Nella città santa si prega insieme
Nella città santa si prega insieme
A Gerusalemme i rappresentanti delle maggiori religioni si sono incontrati a pregare perché il Signore allontani la pandemia: un "vertice" singolare che potrebbe essere preso d'esempio altrove, per inverare il dialogo tra persone di diverse credenze.
In uno spiazzale davanti ad un hotel, mercoledì scorso nella Città santa si sono riuniti i due rabbini capo d'Israele, l'ashkenazita David Baruch Lau e il sefardita Yitzhak Yosef; il patriarca ortodosso-ortodosso di Gerusalemme, Theophilos III; l'amministratore apostolico del patriarcato latino di Gerusalemme, arcivescovo Pierbattista Pizzaballa; due imam musulmani, Sheikh Gamal el-Ubra e Sheikh Agel al-Atrash; e il leader spirituale druso, Sheikh Mowafaq Tarif.

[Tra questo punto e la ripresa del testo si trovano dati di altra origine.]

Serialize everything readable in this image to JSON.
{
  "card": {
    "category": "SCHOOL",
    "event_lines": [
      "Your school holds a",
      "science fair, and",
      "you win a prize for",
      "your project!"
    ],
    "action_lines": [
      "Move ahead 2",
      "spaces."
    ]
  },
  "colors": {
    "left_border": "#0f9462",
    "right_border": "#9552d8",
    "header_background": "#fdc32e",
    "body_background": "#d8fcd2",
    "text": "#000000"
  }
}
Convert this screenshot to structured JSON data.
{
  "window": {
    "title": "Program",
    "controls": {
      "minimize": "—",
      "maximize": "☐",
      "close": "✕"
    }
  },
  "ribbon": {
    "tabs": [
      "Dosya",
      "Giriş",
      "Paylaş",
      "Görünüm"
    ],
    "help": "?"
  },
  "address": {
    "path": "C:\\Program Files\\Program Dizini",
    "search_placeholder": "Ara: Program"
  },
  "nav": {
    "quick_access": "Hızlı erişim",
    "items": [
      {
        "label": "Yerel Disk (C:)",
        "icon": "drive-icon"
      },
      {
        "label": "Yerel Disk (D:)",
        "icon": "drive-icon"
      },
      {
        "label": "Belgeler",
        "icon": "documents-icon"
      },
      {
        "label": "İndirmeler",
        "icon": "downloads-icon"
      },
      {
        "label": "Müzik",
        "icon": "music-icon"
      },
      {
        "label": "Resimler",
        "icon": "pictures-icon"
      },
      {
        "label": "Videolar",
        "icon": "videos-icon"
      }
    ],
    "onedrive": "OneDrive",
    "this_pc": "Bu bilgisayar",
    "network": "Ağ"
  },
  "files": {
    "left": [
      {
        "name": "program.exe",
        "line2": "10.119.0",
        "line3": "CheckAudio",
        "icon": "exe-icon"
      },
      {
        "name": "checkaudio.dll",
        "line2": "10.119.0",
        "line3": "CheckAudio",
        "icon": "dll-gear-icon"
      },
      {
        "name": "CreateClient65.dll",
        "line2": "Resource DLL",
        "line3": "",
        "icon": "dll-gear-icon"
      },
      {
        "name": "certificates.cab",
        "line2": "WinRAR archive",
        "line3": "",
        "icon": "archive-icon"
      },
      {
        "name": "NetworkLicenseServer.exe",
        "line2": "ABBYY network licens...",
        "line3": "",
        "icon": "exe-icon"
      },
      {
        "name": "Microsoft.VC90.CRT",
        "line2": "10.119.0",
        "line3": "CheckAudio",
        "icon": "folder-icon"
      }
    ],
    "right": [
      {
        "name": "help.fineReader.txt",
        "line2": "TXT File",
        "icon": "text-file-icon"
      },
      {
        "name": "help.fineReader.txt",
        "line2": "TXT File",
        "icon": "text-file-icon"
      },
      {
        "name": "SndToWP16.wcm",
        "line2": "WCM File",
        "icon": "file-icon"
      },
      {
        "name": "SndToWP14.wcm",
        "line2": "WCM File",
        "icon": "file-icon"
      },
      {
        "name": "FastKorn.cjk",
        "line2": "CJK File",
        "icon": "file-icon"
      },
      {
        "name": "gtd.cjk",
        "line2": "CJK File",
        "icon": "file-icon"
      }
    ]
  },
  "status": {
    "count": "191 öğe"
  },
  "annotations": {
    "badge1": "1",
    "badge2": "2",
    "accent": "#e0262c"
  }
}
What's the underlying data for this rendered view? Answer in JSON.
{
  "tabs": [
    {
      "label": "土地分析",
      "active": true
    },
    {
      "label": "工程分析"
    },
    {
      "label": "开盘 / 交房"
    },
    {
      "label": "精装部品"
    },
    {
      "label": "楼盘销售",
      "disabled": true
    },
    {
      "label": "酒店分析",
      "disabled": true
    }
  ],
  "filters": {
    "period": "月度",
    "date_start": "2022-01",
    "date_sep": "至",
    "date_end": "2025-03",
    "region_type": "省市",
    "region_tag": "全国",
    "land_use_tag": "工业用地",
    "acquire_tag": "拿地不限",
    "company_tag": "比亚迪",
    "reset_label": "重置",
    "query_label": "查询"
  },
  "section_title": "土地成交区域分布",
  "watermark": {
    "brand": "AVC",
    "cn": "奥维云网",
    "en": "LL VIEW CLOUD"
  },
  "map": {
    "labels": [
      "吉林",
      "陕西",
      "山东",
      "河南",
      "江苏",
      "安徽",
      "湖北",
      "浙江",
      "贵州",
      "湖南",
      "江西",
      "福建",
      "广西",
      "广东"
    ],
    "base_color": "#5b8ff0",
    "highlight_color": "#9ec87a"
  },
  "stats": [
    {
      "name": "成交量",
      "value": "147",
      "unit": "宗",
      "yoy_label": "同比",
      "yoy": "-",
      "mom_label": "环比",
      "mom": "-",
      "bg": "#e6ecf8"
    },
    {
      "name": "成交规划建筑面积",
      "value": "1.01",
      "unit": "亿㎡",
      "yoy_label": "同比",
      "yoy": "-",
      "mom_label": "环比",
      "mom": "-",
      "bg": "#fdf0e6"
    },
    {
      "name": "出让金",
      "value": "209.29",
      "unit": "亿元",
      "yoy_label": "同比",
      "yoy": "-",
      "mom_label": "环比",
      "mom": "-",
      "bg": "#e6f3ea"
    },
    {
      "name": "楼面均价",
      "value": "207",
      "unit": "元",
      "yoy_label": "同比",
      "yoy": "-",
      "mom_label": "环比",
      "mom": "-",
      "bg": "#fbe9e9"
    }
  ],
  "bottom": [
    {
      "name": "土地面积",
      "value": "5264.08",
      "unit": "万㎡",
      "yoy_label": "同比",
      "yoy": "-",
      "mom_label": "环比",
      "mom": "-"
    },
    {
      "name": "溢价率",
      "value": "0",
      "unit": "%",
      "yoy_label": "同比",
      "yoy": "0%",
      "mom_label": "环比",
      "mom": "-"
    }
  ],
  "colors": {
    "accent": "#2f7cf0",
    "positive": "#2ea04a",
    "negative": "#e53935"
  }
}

Il rabbino David Rosen, da sempre impegnato per il dialogo inter-religioso, ha definito «meraviglioso» l'incontro, perché - ha diplomaticamente precisato - vi hanno partecipato anche coloro che «di solito non sono così aperti al dialogo interreligioso»; ma anche «triste», perché l'occasione che lo ha originato è stata «la tragedia, il dolore, la sofferenza» provocati dal coronavirus che, tuttavia, «ci ha uniti nonostante le differenze teologiche».
I dialoghi interreligiosi a Gerusalemme sono particolarmente ardui perché, anche quando programmati con caratteristiche spirituali, facilmente si allargano all'aspetto politico del conflitto arabo-israeliano. Mi ricordo quando, il 23 marzo 2000, Giovanni Paolo II nella Città santa partecipò ad un incontro inter-religioso: non appena arrivò il turno di parlare ad uno sceicco musulmano questi, dopo poche parole di circostanza, denunciò con veemenza l'occupazione israeliana dei Territori e di Gerusalemme-Est. Il rabbino presente rimase attonito, e lo stesso pontefice - che seguiva in traduzione simultanea - era in evidente imbarazzo.
All'incontro del 22 aprile i rabbini hanno pregato con il salmo 121: «Alzo gli occhi verso i monti: da dove mi verrà l'aiuto? Il mio aiuto viene dal Signore: egli ha fatto cielo e terra. Non lascerà vacillare il tuo piede, non si addormenterà il tuo custode. Non si addormenterà, non prenderà sonno il custode d'Israele».
Da parte sua Pizzaballa ha poi commentato: «Il coronavirus è riuscito a fare una cosa molto rara specialmente qui a Gerusalemme, vale a dire far recitare insieme la stessa preghiera a persone di fedi diverse, ebrei, cristiani, musulmani, drusi».
E un comunicato sull'incontro spiegava: «I leader religiosi del paese si sono riuniti per la prima volta in assoluto per invocare la misericordia e la compassione divina nel momento in cui siamo sfidati da una pandemia che ha colpito tutta l'umanità. Ora chiediamo a tutti i cittadini del mondo di pregare insieme per la salute e l'unità».
Domanda: non sarebbe il momento che anche in Italia i leader religiosi cattolici, protestanti, ebrei, musulmani, buddhisti, induisti e altri ancora, organizzassero, in tempo di coronavirus, un incontro analogo? Se è stato possibile a Gerusalemme, perché non a Roma?